Pour chaque couche de sécurité, l’usurpation d’identité par un robot est possible. Bien que le WAF constitue la ligne de défense la plus solide, il est toujours possible que des robots très avancés puissent contourner ses contrôles de validation. Cela signifie qu’il n’existe pas de méthode totalement infaillible pour bloquer les robots IA malveillants via la pile du serveur. Cependant, ils restent très efficaces pour la plupart.
Alors, lequel devrions-nous utiliser ?
Il n’y a pas de réponse unique à cette question. Cela dépend de la configuration, des coûts et de la structure de gestion de votre site Web.
Dans un monde idéal, vous bloqueriez les robots à chaque niveau de la pile serveur. Le serveur constitue un bon moyen de bloquer les agents utilisateurs connus et peut détecter des modèles simples de comportement des robots. Les blocs CDN sont largement efficaces et empêcheront les robots de consommer la bande passante du serveur. WAF est le plus efficace pour repérer les robots usurpés et empêcher les grattoirs IA avancés d’accéder au site. Cependant, vous n’aurez peut-être pas un accès facile pour configurer votre WAF, si votre site en possède un.

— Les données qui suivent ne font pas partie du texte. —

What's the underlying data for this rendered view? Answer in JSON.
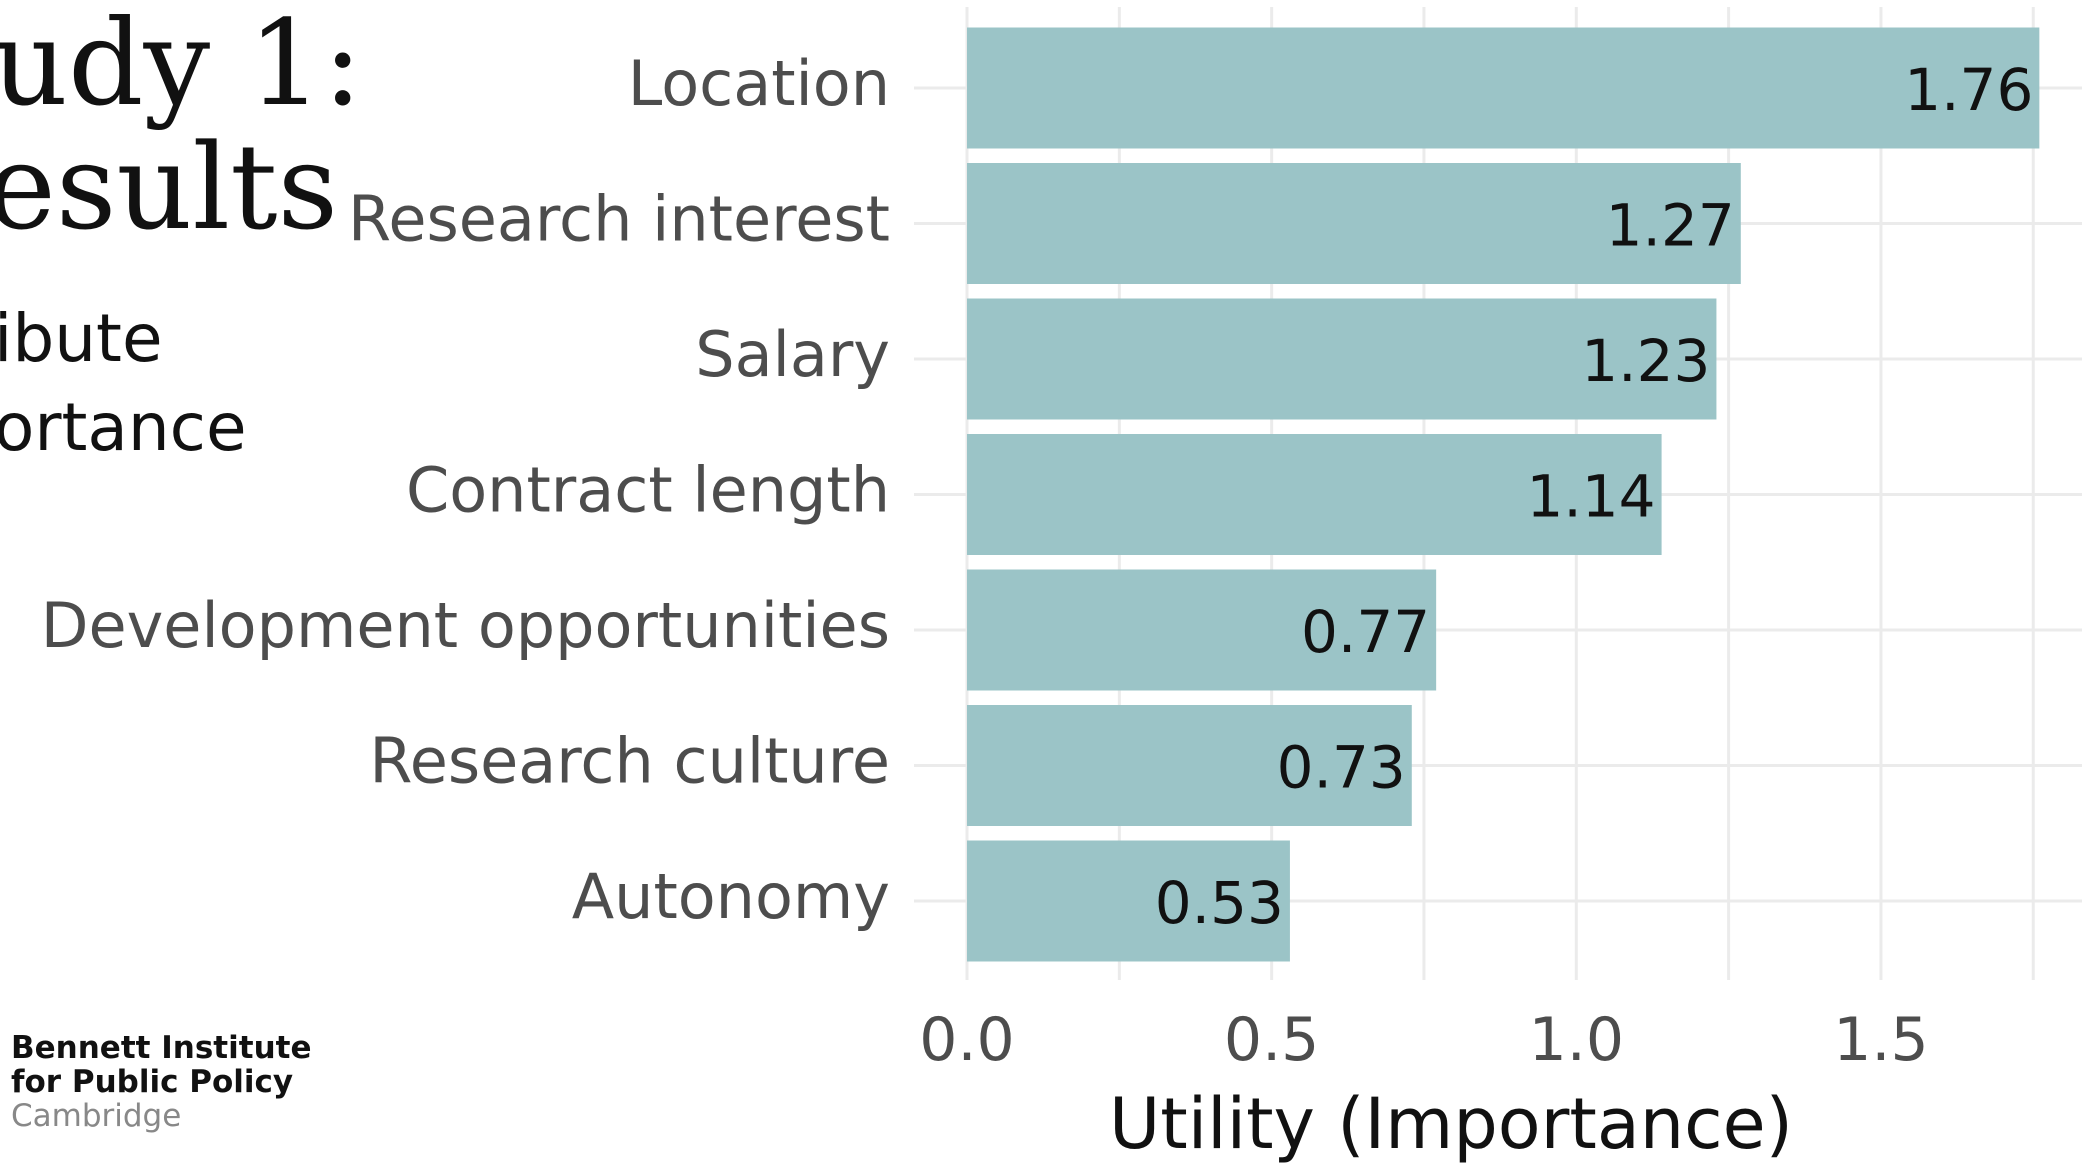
{
  "slide": {
    "title_lines": [
      "udy 1:",
      "esults"
    ],
    "subtitle_lines": [
      "ibute",
      "ortance"
    ],
    "logo": [
      "Bennett Institute",
      "for Public Policy",
      "Cambridge"
    ]
  },
  "chart_data": {
    "type": "bar",
    "orientation": "horizontal",
    "categories": [
      "Location",
      "Research interest",
      "Salary",
      "Contract length",
      "Development opportunities",
      "Research culture",
      "Autonomy"
    ],
    "values": [
      1.76,
      1.27,
      1.23,
      1.14,
      0.77,
      0.73,
      0.53
    ],
    "color": "#9bc4c7",
    "xlabel": "Utility (Importance)",
    "xlim": [
      0,
      1.83
    ],
    "xticks": [
      {
        "value": 0,
        "label": "0.0"
      },
      0.5,
      {
        "value": 1,
        "label": "1.0"
      },
      1.5
    ],
    "xminor": [
      0.25,
      0.75,
      1.25,
      1.75
    ],
    "grid": true
  }
}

Le fichier robots.txt est la méthode la plus simple pour déclarer le souhait de certains robots de ne pas accéder à votre site Web, et il est efficace pour les robots responsables. Cependant, elle peut tout simplement être ignorée et constitue donc une méthode de dissuasion et non de prévention.

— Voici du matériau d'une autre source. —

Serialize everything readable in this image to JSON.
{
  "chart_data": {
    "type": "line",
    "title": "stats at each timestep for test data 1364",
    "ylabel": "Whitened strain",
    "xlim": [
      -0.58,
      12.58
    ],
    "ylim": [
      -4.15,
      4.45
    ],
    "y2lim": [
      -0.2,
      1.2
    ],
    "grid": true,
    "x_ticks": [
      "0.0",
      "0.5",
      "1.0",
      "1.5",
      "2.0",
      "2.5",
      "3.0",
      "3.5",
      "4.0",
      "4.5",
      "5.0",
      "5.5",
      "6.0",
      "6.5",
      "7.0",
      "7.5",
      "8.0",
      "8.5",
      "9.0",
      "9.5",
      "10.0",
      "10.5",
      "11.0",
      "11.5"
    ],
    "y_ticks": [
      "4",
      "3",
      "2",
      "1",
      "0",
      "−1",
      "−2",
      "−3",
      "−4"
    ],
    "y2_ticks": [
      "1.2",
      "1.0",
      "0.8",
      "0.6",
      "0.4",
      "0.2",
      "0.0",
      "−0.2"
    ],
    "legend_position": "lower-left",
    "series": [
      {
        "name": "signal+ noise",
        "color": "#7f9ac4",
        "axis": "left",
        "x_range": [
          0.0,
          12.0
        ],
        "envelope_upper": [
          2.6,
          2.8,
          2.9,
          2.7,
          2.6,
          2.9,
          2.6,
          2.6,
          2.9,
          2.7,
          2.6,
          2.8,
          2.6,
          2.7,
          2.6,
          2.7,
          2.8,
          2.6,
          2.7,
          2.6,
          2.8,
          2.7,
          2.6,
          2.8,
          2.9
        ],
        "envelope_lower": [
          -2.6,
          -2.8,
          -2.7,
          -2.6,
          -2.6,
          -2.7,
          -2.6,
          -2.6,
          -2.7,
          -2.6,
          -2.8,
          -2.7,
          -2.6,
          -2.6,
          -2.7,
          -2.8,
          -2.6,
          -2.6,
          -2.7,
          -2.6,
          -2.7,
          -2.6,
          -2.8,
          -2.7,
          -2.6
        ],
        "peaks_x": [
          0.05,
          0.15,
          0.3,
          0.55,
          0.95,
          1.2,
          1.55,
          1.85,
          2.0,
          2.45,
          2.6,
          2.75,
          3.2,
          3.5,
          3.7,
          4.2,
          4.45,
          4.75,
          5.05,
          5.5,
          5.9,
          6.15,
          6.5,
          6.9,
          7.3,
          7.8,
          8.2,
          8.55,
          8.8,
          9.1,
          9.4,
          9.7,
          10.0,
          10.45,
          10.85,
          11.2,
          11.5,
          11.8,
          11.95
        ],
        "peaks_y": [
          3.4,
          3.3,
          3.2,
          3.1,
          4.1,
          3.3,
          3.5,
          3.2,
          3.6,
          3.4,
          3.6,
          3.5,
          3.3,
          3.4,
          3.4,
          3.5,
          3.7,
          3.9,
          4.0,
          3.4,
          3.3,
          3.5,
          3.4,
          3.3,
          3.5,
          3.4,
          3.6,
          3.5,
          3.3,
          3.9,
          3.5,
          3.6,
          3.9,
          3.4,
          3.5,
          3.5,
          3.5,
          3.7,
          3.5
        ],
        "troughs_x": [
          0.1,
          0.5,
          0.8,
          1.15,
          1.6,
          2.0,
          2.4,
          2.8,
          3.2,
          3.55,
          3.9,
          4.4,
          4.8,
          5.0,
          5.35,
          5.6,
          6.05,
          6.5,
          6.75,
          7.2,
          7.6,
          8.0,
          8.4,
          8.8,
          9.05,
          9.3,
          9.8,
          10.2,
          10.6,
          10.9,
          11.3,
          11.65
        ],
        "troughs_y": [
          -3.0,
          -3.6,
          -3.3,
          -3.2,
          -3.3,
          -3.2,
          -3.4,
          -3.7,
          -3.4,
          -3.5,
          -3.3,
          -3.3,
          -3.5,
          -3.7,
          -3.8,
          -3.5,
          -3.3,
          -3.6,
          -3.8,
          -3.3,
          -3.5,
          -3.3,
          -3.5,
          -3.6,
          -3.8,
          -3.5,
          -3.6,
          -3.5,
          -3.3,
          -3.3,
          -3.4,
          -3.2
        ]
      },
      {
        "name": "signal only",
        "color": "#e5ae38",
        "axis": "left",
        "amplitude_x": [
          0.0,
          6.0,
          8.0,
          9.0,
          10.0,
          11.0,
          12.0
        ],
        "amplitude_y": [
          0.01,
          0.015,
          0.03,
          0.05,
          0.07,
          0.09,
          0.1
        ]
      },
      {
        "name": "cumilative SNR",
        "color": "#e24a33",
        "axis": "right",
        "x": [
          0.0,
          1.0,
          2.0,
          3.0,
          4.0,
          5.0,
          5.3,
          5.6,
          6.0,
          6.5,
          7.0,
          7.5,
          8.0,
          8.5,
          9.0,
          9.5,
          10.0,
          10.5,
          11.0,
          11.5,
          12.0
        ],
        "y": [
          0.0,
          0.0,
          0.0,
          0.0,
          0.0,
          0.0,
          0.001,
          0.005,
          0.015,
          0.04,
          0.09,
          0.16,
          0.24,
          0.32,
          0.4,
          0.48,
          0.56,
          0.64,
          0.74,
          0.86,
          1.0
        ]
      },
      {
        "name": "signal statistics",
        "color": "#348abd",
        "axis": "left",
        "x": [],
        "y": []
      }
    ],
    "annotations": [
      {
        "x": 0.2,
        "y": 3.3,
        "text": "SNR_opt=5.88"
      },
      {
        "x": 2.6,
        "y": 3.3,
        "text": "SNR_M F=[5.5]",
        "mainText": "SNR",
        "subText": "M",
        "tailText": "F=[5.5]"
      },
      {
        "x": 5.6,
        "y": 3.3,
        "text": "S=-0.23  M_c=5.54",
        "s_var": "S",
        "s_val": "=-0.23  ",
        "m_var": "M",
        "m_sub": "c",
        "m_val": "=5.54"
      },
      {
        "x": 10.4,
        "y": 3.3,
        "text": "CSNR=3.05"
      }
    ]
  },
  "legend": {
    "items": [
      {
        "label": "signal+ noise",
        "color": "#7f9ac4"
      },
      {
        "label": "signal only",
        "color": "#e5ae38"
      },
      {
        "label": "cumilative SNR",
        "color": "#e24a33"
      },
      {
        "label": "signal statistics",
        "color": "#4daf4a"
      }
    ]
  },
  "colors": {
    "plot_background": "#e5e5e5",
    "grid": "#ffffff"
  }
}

En résumé, si vous avez un besoin urgent de bloquer certains robots d’exploration IA, je vous recommande d’aller le plus haut possible dans la pile du serveur ; blocage via le WAF si vous le pouvez, le CDN si vous ne pouvez pas, et via le serveur en dernier recours.
Si vous n’avez besoin de bloquer qu’un ou deux des robots d’exploration d’IA les plus réputés, vous pourrez probablement vous fier uniquement au fichier robots.txt comme moyen de dissuasion. Cependant, je suggérerais également de surveiller les journaux de votre serveur pour voir si l’un de ces robots dépasse votre interdiction robots.txt.